Kucharz, an activist with the Spanish NGO Ecologistas en Acción, said human rights workers confirmed that there are hundreds of people trapped at army and police checkpoints along the highway from Tegucigalpa to the Nicaraguan border, who have not been allowed to cross the border in response to Zelaya’s call or return to their hometowns.

These people are facing hunger, thirst and cold, because they are exposed to the elements on the side of the highway and are not allowed to move forward or go back, said Kucharz.

According to the activist, more than 1,000 people are facing a humanitarian emergency in the camps set up on farms and vacant lots in the border region.

Zelaya, who did not take part in the meeting with the U.N. mission, was staying at a small hotel under Nicaraguan police guard, and in the daytime was visiting the shelters and camps where his supporters are staying, with the aim, he said, to organise “militias that will enter the country to restore democracy in my fatherland.”

A delegation from Nicaragua’s Procuraduría para la Defensa de los Derechos Humanos (ombudsman’s office), which also visited the border area, said in a statement that authorities had “lost count of the number of Hondurans who have crossed into the national territory, but they are estimated at more than 2,500 people along the over 900-km shared border.”

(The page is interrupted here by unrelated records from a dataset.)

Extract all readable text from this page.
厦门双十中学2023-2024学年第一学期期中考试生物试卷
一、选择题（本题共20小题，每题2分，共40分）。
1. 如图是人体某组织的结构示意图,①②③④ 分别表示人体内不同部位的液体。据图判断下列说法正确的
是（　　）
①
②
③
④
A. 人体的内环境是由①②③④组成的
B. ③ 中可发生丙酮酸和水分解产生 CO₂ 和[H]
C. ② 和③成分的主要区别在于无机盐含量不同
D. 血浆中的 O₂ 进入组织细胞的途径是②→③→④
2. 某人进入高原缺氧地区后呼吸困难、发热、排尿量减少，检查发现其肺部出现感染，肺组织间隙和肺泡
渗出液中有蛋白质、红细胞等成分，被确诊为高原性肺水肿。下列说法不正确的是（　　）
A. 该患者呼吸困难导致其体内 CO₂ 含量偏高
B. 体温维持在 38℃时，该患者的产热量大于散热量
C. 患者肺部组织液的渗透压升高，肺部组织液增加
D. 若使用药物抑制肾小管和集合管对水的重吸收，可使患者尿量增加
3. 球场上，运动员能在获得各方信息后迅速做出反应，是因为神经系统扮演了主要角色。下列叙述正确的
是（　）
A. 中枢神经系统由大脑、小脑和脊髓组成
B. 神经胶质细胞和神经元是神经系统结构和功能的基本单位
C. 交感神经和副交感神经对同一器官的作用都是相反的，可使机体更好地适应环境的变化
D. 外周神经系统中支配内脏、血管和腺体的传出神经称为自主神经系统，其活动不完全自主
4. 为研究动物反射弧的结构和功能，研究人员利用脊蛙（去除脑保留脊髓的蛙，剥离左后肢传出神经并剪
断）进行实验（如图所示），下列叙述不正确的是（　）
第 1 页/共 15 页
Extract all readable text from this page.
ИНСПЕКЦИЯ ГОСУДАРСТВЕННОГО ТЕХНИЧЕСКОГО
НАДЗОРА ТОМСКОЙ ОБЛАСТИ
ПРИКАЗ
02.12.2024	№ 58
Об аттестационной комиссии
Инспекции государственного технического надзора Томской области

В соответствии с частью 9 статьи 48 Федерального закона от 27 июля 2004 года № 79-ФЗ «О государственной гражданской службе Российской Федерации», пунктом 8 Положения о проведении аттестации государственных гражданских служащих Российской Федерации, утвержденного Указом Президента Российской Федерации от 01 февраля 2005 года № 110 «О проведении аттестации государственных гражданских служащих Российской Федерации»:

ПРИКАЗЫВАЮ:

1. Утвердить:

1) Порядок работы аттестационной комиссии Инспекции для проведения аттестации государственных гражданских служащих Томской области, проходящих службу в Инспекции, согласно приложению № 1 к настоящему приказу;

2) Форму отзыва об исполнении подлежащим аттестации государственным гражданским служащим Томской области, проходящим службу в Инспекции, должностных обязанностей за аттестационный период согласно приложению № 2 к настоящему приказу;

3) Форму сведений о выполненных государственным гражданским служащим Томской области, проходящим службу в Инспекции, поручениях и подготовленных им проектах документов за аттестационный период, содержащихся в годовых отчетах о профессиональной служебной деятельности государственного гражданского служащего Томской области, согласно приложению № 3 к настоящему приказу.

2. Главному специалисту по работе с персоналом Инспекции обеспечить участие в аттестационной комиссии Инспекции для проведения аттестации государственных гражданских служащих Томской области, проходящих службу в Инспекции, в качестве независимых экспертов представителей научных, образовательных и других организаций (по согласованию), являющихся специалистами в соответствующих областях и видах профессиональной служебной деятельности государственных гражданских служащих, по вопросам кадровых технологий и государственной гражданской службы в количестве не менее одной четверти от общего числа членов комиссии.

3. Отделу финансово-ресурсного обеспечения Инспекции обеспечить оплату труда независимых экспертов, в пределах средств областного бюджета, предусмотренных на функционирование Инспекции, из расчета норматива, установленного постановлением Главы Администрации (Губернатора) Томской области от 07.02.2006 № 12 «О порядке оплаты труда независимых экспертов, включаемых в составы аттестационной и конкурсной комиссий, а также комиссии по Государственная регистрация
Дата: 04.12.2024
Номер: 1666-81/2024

Up to now, the Hondurans have received health care and food from the Nicaraguan Health Ministry, local city governments, NGOs, religious groups, and the general public.

The main shelter is a sports stadium in the centre of Ocotal, where mattresses have been put on the floor. But the ombudsman’s office said the stadium does not provide minimum conditions of security or hygiene.

A more precarious shelter is a vacant lot known as “Las Colinas”, where plastic and cardboard shelters have been set up in a swampy area at risk of flooding as a result of the frequent heavy rains of the last few days. The people at the camp have no latrines or clean water.

“People have started to suffer respiratory ailments and diarrhea,” said the ombudsman’s office.